Department of Computer Science, Harbin Institute of Technology, Harbin 150001, China.
IEEE Trans Image Process. 2012 Apr;21(4):2282-93. doi: 10.1109/TIP.2011.2176950. Epub 2011 Nov 22.
A visual codebook serves as a fundamental component in many state-of-the-art computer vision systems. Most existing codebooks are built based on quantizing local feature descriptors extracted from training images. Subsequently, each image is represented as a high-dimensional bag-of-words histogram. Such highly redundant image description lacks efficiency in both storage and retrieval, in which only a few bins are nonzero and distributed sparsely. Furthermore, most existing codebooks are built based solely on the visual statistics of local descriptors, without considering the supervise labels coming from the subsequent recognition or classification tasks. In this paper, we propose a task-dependent codebook compression framework to handle the above two problems. First, we propose to learn a compression function to map an originally high-dimensional codebook into a compact codebook while maintaining its visual discriminability. This is achieved by a codeword sparse coding scheme with Lasso regression, which minimizes the descriptor distortions of training images after codebook compression. Second, we propose to adapt our codebook compression to the subsequent recognition or classification tasks. This is achieved by introducing a label constraint kernel (LCK) into our compression loss function. In particular, our LCK can model heterogeneous kinds of supervision, i.e., (partial) category labels, correlative semantic annotations, and image query logs. We validated our codebook compression in three computer vision tasks: 1) object recognition in PASCAL Visual Object Class 07; 2) near-duplicate image retrieval in UKBench; and 3) web image search in a collection of 0.5 million Flickr photographs. Our compressed codebook has shown superior performances over several state-of-the-art supervised and unsupervised codebooks.

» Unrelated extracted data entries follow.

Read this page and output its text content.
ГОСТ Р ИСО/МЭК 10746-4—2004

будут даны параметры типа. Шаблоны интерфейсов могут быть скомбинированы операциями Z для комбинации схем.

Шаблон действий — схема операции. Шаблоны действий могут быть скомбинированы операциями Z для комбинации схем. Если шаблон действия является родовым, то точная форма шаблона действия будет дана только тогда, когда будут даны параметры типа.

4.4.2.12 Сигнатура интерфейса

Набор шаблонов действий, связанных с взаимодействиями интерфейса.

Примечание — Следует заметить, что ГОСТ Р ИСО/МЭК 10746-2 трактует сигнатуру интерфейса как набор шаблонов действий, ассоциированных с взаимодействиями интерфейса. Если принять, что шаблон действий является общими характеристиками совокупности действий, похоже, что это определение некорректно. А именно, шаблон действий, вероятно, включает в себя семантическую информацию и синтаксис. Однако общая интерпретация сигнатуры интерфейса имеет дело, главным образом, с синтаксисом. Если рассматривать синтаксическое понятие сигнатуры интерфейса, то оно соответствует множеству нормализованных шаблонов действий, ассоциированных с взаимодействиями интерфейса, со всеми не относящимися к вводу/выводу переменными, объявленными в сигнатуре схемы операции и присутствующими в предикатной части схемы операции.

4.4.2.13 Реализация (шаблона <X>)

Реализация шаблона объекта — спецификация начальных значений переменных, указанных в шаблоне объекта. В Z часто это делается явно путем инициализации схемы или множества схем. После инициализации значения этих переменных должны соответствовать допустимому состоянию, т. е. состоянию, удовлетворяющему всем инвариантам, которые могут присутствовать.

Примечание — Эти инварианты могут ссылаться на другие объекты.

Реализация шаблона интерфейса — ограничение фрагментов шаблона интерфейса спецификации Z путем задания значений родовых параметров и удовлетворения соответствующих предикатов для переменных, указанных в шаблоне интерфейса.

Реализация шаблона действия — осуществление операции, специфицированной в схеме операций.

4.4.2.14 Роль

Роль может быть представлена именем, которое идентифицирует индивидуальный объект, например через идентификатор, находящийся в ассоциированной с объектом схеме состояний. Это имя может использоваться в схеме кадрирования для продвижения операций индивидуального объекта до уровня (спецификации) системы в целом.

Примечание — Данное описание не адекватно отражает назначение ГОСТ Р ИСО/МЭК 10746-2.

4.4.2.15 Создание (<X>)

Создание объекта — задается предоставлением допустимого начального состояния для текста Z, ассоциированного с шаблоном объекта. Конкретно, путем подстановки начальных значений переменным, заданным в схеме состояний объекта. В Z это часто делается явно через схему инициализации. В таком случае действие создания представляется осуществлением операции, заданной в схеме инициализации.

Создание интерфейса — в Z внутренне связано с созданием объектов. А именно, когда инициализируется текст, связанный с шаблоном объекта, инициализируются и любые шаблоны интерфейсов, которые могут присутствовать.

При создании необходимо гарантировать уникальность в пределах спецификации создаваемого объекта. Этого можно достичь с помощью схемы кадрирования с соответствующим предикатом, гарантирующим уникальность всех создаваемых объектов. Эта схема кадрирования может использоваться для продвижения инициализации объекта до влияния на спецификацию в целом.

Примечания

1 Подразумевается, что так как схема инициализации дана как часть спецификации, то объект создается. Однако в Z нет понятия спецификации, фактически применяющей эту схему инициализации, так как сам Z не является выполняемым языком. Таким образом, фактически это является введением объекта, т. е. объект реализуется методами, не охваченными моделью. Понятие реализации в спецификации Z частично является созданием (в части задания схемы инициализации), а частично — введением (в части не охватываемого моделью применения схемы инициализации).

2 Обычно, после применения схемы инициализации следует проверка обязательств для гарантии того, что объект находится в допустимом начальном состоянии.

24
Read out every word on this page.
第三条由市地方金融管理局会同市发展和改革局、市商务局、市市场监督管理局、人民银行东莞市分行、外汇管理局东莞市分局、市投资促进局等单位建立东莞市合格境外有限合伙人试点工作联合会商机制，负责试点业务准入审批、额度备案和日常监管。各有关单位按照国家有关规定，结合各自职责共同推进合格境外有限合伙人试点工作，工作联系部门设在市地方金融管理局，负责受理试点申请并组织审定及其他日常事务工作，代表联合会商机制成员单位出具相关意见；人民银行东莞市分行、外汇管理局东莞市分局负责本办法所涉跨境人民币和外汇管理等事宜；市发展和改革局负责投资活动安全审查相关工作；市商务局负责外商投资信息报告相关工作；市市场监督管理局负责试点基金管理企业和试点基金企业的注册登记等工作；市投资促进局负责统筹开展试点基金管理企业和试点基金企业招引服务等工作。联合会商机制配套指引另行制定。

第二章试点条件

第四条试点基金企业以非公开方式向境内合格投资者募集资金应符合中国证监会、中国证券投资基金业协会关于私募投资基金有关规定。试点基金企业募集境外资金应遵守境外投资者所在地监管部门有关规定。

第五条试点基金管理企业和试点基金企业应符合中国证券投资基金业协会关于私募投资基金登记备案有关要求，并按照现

视觉代码本是许多最先进的计算机视觉系统的基本组成部分。大多数现有的代码本都是基于对从训练图像中提取的局部特征描述符进行量化构建的。然后,每个图像都表示为一个高维的词袋直方图。这种高度冗余的图像描述在存储和检索方面效率低下,其中只有少数几个 bin 是非零的,并且分布稀疏。此外,大多数现有的代码本都是仅基于局部描述符的视觉统计信息构建的,而没有考虑来自后续识别或分类任务的监督标签。在本文中,我们提出了一种任务相关的代码本压缩框架来处理上述两个问题。首先,我们提出学习一种压缩函数,将原始的高维代码本映射到紧凑的代码本,同时保持其视觉可区分性。这是通过具有 Lasso 回归的码字稀疏编码方案实现的,该方案最小化了代码本压缩后训练图像的描述符失真。其次,我们提出将我们的代码本压缩适配到后续的识别或分类任务。这是通过在我们的压缩损失函数中引入标签约束核 (LCK) 实现的。具体来说,我们的 LCK 可以对各种监督信息进行建模,例如(部分)类别标签、相关语义注释和图像查询日志。我们在三个计算机视觉任务中验证了我们的代码本压缩:1)PASCAL 视觉对象类别 07 中的目标识别;2)UKBench 中的近似重复图像检索;3)在包含 50 万张 Flickr 照片的集合中的网络图像搜索。我们的压缩代码本在几个最先进的有监督和无监督代码本上都表现出了优异的性能。